The woman, now surrounded by policemen, starts packing up her plastic bags with quick, powerful movements, shouting still:

“That pig! Telling me I’m a dirty gypsy! Telling me to go sit somewhere else! I’ve had enough, do you hear me?! I’ve had enough! I will not let anyone speak to me like this ever again! Next time someone tells me something like this I will kill someone! What do you know about me? What do you think you know about me?” in the old man’s direction, with so much raw pain. Having collected her belongings, she walks away, full of force, sending waves of aftershock through the afternoon light.

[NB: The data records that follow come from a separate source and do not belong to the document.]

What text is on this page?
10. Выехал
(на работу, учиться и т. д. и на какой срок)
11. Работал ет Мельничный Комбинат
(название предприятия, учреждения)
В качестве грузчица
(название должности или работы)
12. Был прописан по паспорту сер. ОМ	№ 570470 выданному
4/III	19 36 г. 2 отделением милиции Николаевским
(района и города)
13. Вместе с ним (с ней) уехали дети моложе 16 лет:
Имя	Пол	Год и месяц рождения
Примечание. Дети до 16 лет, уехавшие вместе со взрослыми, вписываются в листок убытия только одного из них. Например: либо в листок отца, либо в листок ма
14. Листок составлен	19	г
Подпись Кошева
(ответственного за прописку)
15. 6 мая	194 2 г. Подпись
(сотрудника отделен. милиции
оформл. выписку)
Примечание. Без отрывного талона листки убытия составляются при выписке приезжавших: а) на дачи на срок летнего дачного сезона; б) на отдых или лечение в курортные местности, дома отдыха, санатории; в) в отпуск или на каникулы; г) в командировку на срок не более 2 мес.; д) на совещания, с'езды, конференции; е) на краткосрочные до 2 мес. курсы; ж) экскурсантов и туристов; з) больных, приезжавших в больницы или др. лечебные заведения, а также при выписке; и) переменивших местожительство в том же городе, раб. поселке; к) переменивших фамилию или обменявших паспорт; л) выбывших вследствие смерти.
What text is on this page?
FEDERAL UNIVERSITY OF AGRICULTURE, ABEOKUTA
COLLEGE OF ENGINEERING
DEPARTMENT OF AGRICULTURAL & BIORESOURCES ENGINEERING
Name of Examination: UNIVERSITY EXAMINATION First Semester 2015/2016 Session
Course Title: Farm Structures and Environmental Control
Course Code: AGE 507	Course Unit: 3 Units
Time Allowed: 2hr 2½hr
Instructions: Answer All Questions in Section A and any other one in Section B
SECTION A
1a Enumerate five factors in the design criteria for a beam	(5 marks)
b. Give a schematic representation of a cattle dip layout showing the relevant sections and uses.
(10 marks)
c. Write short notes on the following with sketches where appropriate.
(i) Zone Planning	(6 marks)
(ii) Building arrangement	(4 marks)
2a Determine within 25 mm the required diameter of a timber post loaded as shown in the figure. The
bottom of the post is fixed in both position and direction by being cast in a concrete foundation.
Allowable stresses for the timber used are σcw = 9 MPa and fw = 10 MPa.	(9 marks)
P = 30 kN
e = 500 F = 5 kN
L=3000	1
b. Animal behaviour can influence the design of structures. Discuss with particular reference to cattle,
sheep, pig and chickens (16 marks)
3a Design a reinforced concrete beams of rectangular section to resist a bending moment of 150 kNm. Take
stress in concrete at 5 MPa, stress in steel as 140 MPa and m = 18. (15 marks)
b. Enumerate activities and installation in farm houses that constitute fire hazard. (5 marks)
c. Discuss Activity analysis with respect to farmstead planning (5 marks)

J asks me what the argument was about, so I start explaining the events in English. Suddenly I hear Slovak words again, now discernible, from the direction of Slovakia cap man:

“And what the hell are YOU saying? Who is meant to be listening to this foreign shit? Shut up already! Go somewhere else, I’m not going to be listening to this!” with which he stands up and walks away, Slovakia cap retreating across the square.

Later that day we were joined by Áron and his brother Máté. We got to discussing important things, like why I feel quite so affected by this delicious elderflower cider that  I seemed to have been convinced was only 4%. Someone walks up to us and this is how lovely Máté introduced us to Matej, who turned out to be the head brewer of Výčap u Ernőho. He invited us to his brewery, located under the taproom. We went down some stairs, through a red door, and there it was.

First he showed us the ingredients; hops, tea and barley. Matej encouraged to us to try a few kernels, which tasted like dark bread and malts and earth. He explained how they make their IPAs, sours, wheat beers and lagers, pouring samples of beers that were ready for drinking, straight from the giant vats. I tried really hard to appreciate all the flavours, or at least to remember them, but the overwhelming experience was a feeling of joy increasing from my belly and the wheat beer tasting like bananas and oranges and summer – and it was, above our heads, in the square. We spent the rest of the night chatting and laughing underground, in the cold-clean, bright-white vault of the brewery, sipping beer, massive steel vats silently towering over us.

Our gig was organised by Juri. Juri has the warmest, most infectious smile, an air of reassuring calm always, and makes cool things happen at Fuga. Fuga is a music venue located in an old, brick-walled cellar right next door to Stará Tržnica.

Jonny played and sang and I was also singing, the music drifting dark, electric and loud, guitar screaming through lit clouds of smoke. A strange night, heavy and confused by unexpected encounters, clashes of past and present and time borrowed. But also this: heart-elevating smiles and blond light radiating from Anna, also Lenka and Ivan surrounded by so much love you could see hearts popping out of the air where they stood. Áron, a dearest friend, there, taking pictures.

55F0DC89-B60F-4674-852D-DC03780EC921.jpg

I received an email from him, containing the photograph that you can see here, as I was sat on a train to Prague, the morning after the gig, kept awake by the cappuccino I drank instead of breakfast, on our way to do another gig. I was looking at the picture and I thought; things have the potential to mean so incredibly much, if someone can just be there for them, experiencing, remembering, documenting.